Make no mistake, there are U.S. citizens aplenty who accept only the lord as paramedic.  We call them Christian Scientists and Jehovah’s Witnesses. They formally reject, for example, blood transfusions and traditional surgery. So if you’re in those fringe groups, my apologies for the blaspheming. And  best of luck praying that tumor away.

Which brings us to that special breed of American coward, the agnostic. This is perhaps the most stupefying manifestation of belief, the I’ll-say-I-believe-just-in-case approach to faith. If I were god, I’d be more pissed you thought me such a chump.
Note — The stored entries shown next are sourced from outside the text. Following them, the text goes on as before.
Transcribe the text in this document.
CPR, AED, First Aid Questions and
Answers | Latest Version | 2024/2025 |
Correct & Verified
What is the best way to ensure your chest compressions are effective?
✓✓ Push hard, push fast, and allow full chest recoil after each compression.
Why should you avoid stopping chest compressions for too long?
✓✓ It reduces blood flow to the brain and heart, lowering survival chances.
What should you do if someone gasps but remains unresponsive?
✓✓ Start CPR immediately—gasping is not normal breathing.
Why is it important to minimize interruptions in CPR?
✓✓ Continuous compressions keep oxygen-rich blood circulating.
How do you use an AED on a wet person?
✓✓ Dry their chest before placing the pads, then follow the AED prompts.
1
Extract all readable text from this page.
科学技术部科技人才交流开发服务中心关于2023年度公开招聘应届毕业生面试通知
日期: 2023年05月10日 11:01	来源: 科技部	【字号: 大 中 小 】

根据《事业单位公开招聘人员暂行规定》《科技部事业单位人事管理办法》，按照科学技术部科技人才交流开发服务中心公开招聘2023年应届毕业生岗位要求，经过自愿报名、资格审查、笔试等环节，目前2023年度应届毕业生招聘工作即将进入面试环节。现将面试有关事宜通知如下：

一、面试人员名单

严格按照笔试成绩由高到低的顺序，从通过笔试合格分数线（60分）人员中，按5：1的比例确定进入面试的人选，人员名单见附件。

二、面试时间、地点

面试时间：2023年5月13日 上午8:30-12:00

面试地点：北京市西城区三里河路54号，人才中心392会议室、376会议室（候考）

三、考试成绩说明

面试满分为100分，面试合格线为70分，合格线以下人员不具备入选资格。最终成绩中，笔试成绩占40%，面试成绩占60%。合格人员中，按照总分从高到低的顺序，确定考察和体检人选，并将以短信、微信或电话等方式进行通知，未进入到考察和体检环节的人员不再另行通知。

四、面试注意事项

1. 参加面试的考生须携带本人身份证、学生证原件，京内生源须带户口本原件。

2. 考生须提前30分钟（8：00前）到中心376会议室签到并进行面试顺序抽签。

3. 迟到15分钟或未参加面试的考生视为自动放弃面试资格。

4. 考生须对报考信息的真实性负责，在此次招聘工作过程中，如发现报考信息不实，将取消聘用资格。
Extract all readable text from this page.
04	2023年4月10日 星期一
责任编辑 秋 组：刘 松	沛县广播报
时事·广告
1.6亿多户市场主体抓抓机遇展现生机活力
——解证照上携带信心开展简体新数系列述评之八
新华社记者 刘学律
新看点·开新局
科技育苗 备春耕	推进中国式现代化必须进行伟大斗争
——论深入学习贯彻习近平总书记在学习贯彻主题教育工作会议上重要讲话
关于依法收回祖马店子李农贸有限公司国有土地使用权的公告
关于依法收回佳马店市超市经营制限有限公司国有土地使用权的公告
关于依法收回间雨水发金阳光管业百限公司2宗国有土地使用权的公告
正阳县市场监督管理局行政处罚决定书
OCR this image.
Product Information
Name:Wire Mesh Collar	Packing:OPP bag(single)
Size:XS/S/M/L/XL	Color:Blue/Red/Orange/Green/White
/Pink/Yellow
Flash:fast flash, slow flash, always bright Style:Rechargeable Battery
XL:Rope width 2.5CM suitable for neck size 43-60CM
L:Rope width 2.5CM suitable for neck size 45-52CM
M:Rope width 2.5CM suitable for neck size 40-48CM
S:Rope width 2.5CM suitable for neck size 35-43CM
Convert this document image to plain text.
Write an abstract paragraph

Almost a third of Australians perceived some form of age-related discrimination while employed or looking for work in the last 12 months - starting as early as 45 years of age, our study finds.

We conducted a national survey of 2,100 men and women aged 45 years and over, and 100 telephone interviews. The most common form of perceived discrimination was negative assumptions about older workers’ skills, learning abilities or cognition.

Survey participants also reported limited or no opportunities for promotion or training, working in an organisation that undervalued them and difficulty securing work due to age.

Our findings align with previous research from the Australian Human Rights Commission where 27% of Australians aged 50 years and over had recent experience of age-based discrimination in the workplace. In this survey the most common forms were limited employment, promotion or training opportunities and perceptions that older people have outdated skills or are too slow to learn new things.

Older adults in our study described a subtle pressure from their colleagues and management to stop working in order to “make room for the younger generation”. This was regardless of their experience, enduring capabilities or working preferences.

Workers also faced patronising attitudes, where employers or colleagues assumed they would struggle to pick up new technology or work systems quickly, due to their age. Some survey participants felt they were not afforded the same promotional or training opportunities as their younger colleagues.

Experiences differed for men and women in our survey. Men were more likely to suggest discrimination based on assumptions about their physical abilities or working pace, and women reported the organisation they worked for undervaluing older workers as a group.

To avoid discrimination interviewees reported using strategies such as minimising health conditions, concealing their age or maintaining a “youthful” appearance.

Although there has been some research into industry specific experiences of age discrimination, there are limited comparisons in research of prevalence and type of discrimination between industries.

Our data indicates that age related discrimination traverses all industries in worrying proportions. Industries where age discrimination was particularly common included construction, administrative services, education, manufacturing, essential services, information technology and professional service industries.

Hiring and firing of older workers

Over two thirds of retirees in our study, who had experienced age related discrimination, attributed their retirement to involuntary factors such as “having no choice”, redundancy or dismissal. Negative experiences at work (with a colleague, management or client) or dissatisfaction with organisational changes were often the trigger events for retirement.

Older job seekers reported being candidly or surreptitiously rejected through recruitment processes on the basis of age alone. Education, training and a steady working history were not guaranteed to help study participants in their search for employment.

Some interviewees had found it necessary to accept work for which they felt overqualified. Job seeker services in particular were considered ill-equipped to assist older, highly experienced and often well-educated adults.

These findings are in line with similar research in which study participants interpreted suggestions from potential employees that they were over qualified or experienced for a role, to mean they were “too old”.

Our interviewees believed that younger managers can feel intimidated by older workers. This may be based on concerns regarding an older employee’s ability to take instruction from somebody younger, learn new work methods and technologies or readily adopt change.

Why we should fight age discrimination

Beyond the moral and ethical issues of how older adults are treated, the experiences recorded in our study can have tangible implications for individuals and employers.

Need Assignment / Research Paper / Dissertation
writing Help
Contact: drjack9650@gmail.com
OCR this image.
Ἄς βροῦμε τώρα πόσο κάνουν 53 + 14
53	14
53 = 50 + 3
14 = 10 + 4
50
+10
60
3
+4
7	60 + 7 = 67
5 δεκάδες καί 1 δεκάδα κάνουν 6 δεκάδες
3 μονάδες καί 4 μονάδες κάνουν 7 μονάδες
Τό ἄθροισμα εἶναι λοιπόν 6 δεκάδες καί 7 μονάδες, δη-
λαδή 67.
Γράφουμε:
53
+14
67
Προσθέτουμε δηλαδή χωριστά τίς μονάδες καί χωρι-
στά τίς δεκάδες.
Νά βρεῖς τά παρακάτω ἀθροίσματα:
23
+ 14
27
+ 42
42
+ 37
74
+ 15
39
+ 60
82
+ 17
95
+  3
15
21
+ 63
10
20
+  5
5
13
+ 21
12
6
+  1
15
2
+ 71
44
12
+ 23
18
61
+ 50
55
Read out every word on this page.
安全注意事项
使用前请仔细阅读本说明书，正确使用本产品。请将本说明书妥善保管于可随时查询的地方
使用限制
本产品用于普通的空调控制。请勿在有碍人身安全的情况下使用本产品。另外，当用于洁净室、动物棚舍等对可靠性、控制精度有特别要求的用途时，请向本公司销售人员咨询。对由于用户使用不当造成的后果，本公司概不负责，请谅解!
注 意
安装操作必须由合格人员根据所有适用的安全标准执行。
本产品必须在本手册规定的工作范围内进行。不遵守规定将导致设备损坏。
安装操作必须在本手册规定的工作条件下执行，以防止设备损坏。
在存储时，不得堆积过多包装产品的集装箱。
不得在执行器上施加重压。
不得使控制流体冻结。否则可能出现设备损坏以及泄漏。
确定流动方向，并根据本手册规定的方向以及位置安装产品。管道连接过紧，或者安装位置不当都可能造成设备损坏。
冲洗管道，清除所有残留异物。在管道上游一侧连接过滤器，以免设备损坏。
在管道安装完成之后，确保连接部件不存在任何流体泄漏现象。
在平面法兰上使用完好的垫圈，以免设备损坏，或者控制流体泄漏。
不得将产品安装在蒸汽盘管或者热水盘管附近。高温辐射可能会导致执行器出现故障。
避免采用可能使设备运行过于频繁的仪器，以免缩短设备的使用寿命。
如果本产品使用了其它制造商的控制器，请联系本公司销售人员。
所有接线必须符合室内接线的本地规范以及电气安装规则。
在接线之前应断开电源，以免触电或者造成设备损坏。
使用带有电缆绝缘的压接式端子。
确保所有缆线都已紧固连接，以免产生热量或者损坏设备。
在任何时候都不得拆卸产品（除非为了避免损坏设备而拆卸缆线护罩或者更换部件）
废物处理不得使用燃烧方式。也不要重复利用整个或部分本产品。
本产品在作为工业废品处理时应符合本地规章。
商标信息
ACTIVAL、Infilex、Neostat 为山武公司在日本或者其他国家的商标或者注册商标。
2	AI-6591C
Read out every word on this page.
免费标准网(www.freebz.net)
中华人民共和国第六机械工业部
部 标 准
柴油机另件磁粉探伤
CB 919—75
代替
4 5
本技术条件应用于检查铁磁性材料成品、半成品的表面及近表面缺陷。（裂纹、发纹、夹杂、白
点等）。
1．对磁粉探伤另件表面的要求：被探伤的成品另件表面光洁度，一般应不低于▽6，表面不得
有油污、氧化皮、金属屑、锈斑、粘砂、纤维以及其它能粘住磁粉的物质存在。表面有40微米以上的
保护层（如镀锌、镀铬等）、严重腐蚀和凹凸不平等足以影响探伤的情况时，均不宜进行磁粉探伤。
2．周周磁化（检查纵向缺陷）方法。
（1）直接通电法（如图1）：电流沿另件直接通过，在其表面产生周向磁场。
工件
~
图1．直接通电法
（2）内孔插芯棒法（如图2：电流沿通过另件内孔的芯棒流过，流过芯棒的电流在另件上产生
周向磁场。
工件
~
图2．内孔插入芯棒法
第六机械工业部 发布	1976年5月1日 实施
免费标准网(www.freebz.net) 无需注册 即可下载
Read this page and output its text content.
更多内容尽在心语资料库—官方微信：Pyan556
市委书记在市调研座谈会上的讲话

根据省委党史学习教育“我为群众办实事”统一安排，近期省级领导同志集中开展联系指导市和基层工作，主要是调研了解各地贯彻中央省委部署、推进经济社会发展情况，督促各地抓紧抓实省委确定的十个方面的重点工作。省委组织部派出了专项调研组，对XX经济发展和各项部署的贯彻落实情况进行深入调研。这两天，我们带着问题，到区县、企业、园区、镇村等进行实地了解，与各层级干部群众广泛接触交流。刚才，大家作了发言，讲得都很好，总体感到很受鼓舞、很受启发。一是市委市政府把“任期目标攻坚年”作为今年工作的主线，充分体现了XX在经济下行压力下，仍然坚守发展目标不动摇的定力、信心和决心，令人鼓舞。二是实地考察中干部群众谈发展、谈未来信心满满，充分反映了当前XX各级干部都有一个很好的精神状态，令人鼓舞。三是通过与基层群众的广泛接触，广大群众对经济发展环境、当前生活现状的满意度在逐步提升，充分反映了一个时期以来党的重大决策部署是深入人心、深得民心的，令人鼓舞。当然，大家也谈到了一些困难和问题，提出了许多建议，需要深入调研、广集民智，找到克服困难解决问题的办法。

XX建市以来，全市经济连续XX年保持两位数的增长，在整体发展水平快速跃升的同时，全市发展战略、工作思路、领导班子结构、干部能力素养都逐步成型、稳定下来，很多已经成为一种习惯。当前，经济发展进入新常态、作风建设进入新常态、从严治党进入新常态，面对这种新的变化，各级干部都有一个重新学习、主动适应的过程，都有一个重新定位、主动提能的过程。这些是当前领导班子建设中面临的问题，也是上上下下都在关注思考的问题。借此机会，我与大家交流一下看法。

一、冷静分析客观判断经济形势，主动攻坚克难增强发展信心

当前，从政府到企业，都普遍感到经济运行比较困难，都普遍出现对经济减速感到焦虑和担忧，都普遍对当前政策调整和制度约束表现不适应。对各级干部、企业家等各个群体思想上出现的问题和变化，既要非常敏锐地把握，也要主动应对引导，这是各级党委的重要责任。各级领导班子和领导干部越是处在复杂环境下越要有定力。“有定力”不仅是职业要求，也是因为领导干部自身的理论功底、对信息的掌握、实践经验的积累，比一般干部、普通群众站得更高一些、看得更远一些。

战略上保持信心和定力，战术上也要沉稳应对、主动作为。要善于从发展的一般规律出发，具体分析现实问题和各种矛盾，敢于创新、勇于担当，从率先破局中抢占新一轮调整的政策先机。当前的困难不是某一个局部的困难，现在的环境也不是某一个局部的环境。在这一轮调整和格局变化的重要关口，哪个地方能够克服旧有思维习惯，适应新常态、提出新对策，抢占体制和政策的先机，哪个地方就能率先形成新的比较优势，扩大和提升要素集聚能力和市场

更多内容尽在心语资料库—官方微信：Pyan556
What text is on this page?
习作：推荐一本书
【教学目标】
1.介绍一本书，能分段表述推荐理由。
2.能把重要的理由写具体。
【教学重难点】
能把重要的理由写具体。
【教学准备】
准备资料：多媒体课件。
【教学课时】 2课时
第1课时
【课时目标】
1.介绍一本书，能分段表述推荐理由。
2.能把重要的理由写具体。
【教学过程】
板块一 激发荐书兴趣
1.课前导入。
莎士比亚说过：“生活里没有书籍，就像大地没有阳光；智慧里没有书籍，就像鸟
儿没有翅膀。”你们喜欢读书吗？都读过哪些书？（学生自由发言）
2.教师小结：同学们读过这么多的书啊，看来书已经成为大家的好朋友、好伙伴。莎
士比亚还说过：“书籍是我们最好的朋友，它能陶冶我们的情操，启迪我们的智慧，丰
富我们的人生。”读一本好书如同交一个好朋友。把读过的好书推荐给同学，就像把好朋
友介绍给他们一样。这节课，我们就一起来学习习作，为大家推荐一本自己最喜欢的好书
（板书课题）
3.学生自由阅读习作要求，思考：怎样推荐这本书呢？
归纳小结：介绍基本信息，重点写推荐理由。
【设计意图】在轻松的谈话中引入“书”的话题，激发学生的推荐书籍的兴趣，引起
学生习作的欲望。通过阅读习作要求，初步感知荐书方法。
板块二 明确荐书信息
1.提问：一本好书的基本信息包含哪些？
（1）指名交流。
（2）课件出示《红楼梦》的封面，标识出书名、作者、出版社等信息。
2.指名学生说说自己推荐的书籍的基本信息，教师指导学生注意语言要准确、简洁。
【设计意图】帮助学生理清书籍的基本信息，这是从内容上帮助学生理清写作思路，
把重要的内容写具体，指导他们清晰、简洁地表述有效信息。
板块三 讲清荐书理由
And the agnostic fail safe caveat, “I don’t know so I can’t say for sure,” is just as disingenuous. Life is based on probabilities and assumptions. When you cross a street, you are committing an act of faith — that the motorist won’t mow you down. From the air you breathe to the food you eat, a staggering percentage of our daily choices rely on assumption and chance. We reject agnosticism’s wavering in every other facet of life. Accept that you believe in something. Pick a side and suit up.

Finally — and most importantly — we atheists need face this inescapable truth: Atheism is a religion.

A religion, in fact, as far-fetched and outlandish as any Pentecostal Holy Roller revival. We fans of science flinch at the idea of faith. Yet we practice it, well, zealously.

Take Hawking, the apostle of non-believers. When he tells us there exists in the heavens something called a “black hole,” where light cannot escape and time fractures and the rules of physics no longer apply, we accept it. And quote prophets like Hawking and Einstein and Newton as if we were reading from Corinthians. Even though we will never see a black hole, we assume it’s true (and sounds an awful lot like Hades, minus the sunburn).

So why believe Hawking’s black hole and scoff at god’s Hell? That’s easy.

Because science has a better track record of running corrections, like a newspaper with a misspelling.  Flat earth? Sorry about that; turns out it’s round. Hurricanes? Oops, that’s not Poseidon’s wrath. Center of the universe? Um, scratch that; we’re not even the center of the solar system (which isn’t at the center of things, either). Science is like journalism in the midst of a fierce newspaper war; your raison d’etre is to find the truth first. And if the competition gets it wrong, bust their balls for inaccuracy.

Religion doesn’t have a similar stopgap. You could find, literally, thousands of textbooks that begin with science’s earlier misunderstandings of this world, from misjudging Earth’s shape to mistaking its earliest inhabitants.

Name a single religious text, in the history of histories, that begins with acknowledgement of an error.  You see, the texts aren’t wrong. Your reading of them is.

Fuck that. Time for atheists to concede that our skepticism is as much faith as their certainty. We need Saturday services (not on football Sunday) in which we replace sermons with half-hour Ted Talks on the mysteries of life and the universe.

We just need a catchy moniker. L. Ron Hubbard already claimed  Scientology, which would have been a kickass name. And The Simpsons took The Hell’s Satans and The Christ Punchers.

It’ll come to me. The secret to divine inspiration is to ponder a problem and and then forget about it, letting it settle to near nothingness until there’s a big…BANG!